Editorial 06. Okt 2025

Hannah Arendt denken

«Als Schreiberin so stark und standfest wie ein Mann» – so hat «Aufbau»-Chefredaktor Manfred George im Herbst 1941 die damals 35-jährige Hannah Arendt charakterisiert. Der Satz würde heute einen Skandal provozieren, aber seinerzeit war die Philosophin als politische Kolumnistin beim «Aufbau» eine Ausnahme in der gesamten Medienlandschaft ihrer neuen Heimat Amerika. Ein halbes Jahrhundert nach ihrem Tod bleibt Arendt nicht allein im Gespräch – angesichts der Bedrohung freier Gesellschaften und offener Debatten gewinnt die Auseinandersetzung mit ihrem Werk, aber auch ihrer Vita als Jüdin, Denkerin und Exilantin neue Dringlichkeit.

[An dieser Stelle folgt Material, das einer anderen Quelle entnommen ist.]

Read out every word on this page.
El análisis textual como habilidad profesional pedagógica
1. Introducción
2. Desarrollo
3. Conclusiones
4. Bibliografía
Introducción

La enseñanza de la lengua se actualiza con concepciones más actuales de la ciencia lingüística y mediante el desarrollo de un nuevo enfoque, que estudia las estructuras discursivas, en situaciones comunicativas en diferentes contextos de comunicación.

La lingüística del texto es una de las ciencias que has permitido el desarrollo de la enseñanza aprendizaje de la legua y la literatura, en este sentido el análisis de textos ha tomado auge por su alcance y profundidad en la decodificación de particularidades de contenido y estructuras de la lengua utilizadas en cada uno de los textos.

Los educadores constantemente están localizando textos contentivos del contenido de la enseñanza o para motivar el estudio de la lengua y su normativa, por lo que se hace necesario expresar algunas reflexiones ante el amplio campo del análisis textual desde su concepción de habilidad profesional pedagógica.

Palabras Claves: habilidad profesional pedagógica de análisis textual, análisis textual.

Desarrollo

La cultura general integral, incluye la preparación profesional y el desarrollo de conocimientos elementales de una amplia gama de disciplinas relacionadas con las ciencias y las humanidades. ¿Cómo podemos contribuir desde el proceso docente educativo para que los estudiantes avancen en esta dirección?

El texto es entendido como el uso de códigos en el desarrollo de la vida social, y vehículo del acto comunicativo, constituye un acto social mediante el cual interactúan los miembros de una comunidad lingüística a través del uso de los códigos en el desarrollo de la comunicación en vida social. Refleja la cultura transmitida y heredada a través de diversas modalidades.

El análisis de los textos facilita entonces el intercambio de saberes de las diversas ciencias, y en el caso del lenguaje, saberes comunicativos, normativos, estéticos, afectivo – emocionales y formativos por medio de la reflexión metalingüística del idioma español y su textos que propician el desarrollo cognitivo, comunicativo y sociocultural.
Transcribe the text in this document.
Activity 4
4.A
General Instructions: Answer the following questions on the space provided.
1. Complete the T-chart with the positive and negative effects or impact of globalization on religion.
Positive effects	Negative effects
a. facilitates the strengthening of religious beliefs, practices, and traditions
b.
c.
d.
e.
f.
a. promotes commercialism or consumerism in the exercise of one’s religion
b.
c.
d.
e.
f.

So ist die vorliegende Ausgabe Arendt gewidmet. Wie das Gespräch von Chefredaktor Yves Kugelmann mit Daniel Cohn-Bendit und Michel Friedman zeigt, hat Arendt auch als Person eine bleibende Wirkung hinterlassen. Cohn-Bendits Eltern zählten zu ihrem Freundeskreis und er diskutiert hier auch Arendts Vermächtnis und Haltung zu Israel. Mit Roger Berkowitz entwickelt ein bekennender «Arendtianer» über die Begriffe «Kosmopolitismus» und «Tribalismus» ein für ihr Denken massgebliches Spannungsfeld. Berkowitz ist als Direktor des Hannah Arendt Center am Bard College ein namhafter Experte für die Philosophin und Politologin. Dass Arendts geistiges Vermächtnis jungen Generationen beim Umgang mit einer «harschen Welt» hilft, diskutiert Eve Campbell, die bei Berkowitz studiert hat. Ihre bleibende Inspiration für Literaten ist Thema der Kulturwissenschaftlerin Monica Strauss, während der Datenschützer Albert Fox Cahn im Gespräch mit aufbau-Redaktor Andreas Mink das Engagement Arendts für bürgerliche Freiheiten fortführt.

Yves Kugelmann hat zudem mit dem Historiker Thomas Meyer gesprochen, der 2023 «Hannah Arendt: Die Biografie» vorgelegt hat. Dass der Titel zum Bestseller wurde, liegt nicht allein an exzellenten Rezensionen, sondern ist ein Indiz für den Rang seiner Protagonistin als «globale Ikone». Arendt ist laut Meyer «eben nicht nur Philosophin, sondern auch eine Figur, deren dramatische Biografie die Brüche und Katastrophen des 20. Jahrhunderts widerspiegelt.» Diese Vita wird nicht zuletzt in Arendts zahlreichen, leidenschaftlich gepflegten Briefwechseln greifbar, die Katja Behling darstellt. Andreas Mink und Gabriel Heim tauchen in zwei Kapitel ihrer Biografie ein – die bereits erwähnten Jahre Arendts als «Aufbau»-Kolumnistin und ihr anschliessendes Wirken als Geschäftsführerin der Jewish Cultural Reconstruction (JCR) 1949–52. Die während des Kriegs in New York gegründete Organisation agierte in der amerikanischen Besatzungszone als Treuhänderin der vom NS-Regime geraubten jüdischen Kulturgüter.

Bei ihrem «opus magnum über die Elemente und Ursprünge totaler Herrschaft» setzen sich Lutz Fiedler und Elisabeth Gallas mit der «Spannung zwischen Anspruch und Geltungsbereich der Menschenrechte auseinander». Insgesamt wird in dieser Ausgabe eine Vielseitigkeit von praktischer Arbeit für die Erhaltung jüdischer Kultur bis hin zu grundlegenden theoretischen Werken mit bleibender Wirkung wie den «Origins of Totalitarianism» evident. Diese Spannbreite hat Raphael Gross als Präsident der Stiftung Deutsches Historisches Museum 2020 mit der Ausstellung «Hannah Arendt und das 20. Jahrhundert» ausgelotet. Der Historiker greift hier unter dem Aspekt ihrer Urteilskraft auf die Vita und das Erbe der einstigen Philosophiestudentin mit Wurzeln in Königsberg zu.